Pour créer un spécimen, les animaux sont sacrifiés, mais leur corps préparé peut continuer à exister presque indéfiniment, dans des conditions de stockage idéales (certains spécimens du Smithsonian datent des années 1800). Sous leur nouvelle forme, les animaux décédés donnent vie à des études scientifiques., notamment de la biodiversité.
«Cette collection est une bibliothèque sur la biodiversité», explique Christina Gebhard, spécialiste des musées de la division des oiseaux du Musée national d'histoire naturelle, qui a servi de contact avec Defibaugh. "Chaque spécimen est essentiellement un instantané dans le temps."
Defibaugh capture non seulement un moment dans l'existence de chaque spécimen, mais plus tard, numériquement, la détérioration de cette image. «Cette dualité de préservation et de dégradation est au cœur de ces photographies», a déclaré Defibaugh, qui espère poursuivre son projet au Peabody Museum of Natural History de Yale et au American Museum of Natural History de New York.
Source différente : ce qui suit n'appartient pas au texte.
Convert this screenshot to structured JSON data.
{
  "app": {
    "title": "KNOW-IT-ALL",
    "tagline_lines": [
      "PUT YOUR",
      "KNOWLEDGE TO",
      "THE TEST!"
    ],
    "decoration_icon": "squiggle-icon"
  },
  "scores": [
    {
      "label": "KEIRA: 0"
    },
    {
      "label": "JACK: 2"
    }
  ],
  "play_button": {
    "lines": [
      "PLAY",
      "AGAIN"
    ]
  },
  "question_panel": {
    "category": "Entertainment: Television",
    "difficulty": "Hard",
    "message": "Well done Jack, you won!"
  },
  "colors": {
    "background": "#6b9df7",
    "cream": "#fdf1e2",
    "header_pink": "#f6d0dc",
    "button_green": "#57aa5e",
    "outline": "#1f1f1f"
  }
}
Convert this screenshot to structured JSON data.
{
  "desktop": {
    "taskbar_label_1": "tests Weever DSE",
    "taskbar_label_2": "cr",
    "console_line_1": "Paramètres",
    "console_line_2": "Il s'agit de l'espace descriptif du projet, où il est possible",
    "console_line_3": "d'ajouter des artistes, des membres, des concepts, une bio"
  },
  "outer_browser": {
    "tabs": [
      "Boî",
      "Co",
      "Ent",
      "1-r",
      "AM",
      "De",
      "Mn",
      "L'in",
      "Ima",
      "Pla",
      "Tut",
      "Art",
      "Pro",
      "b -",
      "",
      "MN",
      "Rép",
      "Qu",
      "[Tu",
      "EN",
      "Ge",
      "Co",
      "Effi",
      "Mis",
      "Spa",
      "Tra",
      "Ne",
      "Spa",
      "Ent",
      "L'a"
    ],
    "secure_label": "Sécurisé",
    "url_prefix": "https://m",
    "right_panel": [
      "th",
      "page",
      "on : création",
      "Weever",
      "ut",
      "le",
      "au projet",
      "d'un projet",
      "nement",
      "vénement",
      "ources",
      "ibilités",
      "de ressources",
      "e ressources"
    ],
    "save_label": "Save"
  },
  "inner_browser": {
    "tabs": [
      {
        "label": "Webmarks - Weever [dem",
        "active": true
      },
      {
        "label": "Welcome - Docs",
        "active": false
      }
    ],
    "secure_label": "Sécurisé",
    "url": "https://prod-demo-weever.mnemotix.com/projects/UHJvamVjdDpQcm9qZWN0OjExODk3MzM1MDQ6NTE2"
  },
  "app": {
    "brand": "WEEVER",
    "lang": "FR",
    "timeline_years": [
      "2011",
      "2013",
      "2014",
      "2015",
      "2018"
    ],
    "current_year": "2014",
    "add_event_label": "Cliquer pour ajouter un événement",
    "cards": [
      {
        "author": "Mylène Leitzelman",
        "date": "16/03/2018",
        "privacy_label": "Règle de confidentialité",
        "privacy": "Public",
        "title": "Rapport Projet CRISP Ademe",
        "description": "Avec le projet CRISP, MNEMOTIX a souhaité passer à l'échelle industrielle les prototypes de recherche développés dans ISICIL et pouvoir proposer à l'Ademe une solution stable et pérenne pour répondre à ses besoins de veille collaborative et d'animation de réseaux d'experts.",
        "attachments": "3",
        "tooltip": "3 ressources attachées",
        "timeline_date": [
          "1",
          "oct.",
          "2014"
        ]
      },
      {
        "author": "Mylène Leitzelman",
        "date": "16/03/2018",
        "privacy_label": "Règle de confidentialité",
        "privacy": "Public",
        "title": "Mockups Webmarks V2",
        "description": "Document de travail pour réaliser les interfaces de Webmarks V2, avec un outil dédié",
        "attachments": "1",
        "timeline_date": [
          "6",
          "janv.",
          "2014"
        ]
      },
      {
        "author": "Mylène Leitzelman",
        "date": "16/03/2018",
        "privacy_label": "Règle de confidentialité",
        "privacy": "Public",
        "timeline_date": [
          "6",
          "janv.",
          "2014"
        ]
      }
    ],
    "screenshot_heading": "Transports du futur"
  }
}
Gebhard, pour sa part, est heureuse que Defibaugh présente le canard ou le grand pingouin du Labrador rarement vu à un public plus large, en particulier à ceux qui ne risquent pas d'être confrontés à une perte de biodiversité dans leur vie quotidienne.
«Les gens peuvent faire rapidement le lien entre son choix d'un milieu à vie courte et les espèces disparues qui se sont estompées avant que nous ayons eu un concept de conservation», dit-elle.